‘A recipe for bad lawmaking’ — company bosses slam ‘Brexit bonfire’ bill as poll shows support for stability
A bonfire of EU laws is likely to create more problems than it would solve, according to an Institute of Directors (IoD) survey.
A poll of 949 company bosses asked which policy area offered the greatest opportunity for the UK to “reduce the regulatory burden” of EU law.
However, most respondents who gave an answer said there was no such policy area. When excluding the 8% who said they didn’t know, 51% said their “preference is for regulatory stability in the current framework”.
This compared to just over one in five respondents who mentioned employment regulation, while one in eight cited financial services regulation. The Financial Conduct Authority announced plans to streamline many UK financial regulations last night, in order to make London listings more attractive.
Environmental regulations and health and safety regulations were both mentioned by around 5% of respondents who gave an answer.
“The speed at which government intends to review retained EU law is a recipe for bad law-making,” said Dr. Roger Barker, director of policy at the Institute of Directors. “Rules and regulations across a range of business-relevant areas could be changed or removed without the normal processes of parliamentary scrutiny or stakeholder consultation.
“This gives rise to a level of regulatory uncertainty which is extremely unhelpful for business.
The IoD poll also found that four in five IoD members were at least “somewhat” aware of the EU Retained Law Bill - which would scrap most EU laws that are still on the books in the UK - and what it covers.
“Our polling also demonstrates that there is a surprisingly high level of awareness amongst business leaders of the Bill,” Barker said. “Far from being an arcane piece of post-Brexit adjustment, our members are very aware of the uncertainty it implies.
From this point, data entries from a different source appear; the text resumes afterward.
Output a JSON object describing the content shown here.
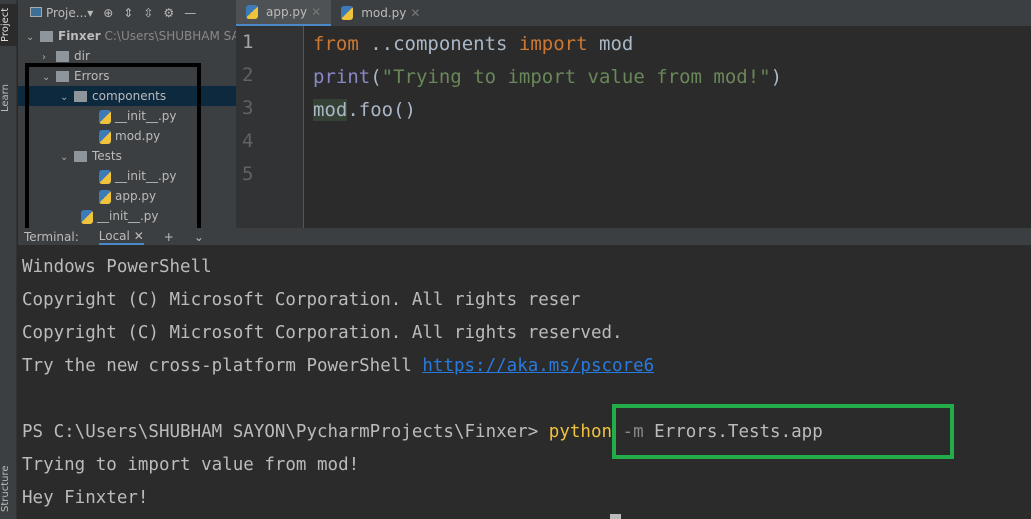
{
  "sidebar": {
    "project": "Project",
    "learn": "Learn",
    "structure": "Structure"
  },
  "project_panel": {
    "title": "Proje...",
    "root": "Finxer",
    "root_path": "C:\\Users\\SHUBHAM SAYON",
    "items": [
      {
        "label": "dir"
      },
      {
        "label": "Errors"
      },
      {
        "label": "components"
      },
      {
        "label": "__init__.py"
      },
      {
        "label": "mod.py"
      },
      {
        "label": "Tests"
      },
      {
        "label": "__init__.py"
      },
      {
        "label": "app.py"
      },
      {
        "label": "__init__.py"
      }
    ]
  },
  "editor": {
    "tabs": [
      {
        "label": "app.py"
      },
      {
        "label": "mod.py"
      }
    ],
    "line_numbers": [
      "1",
      "2",
      "3",
      "4",
      "5"
    ],
    "code": {
      "l1a": "from",
      "l1b": " ..components ",
      "l1c": "import",
      "l1d": " mod",
      "l2a": "print",
      "l2b": "(",
      "l2c": "\"Trying to import value from mod!\"",
      "l2d": ")",
      "l3a": "mod",
      ".l3b": "",
      "l3b": ".foo()"
    }
  },
  "terminal": {
    "title": "Terminal:",
    "tab": "Local",
    "lines": [
      "Windows PowerShell",
      "Copyright (C) Microsoft Corporation. All rights reser",
      "Copyright (C) Microsoft Corporation. All rights reserved."
    ],
    "try_text": "Try the new cross-platform PowerShell ",
    "link": "https://aka.ms/pscore6",
    "prompt": "PS C:\\Users\\SHUBHAM SAYON\\PycharmProjects\\Finxer> ",
    "cmd": "python",
    "flag": " -m",
    "args": " Errors.Tests.app",
    "output": [
      "Trying to import value from mod!",
      "Hey Finxter!"
    ]
  }
}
And they are concerned about what they see.
The IoD boss added that it would make much more sense to simply review existing regulations - both domestic and derived from Brussels - and scrap those that are not needed while keeping those that are.
“Ideally, we would like to see this Bill dropped, and the process of regulatory reform pursued in a less politicised manner,” he said. “No distinction should be made between reforming regulations which have been retained from the EU or which derive from domestic legislation.
“Both types of law should be assessed on their merits and with regard to overcoming the specific challenges facing business.”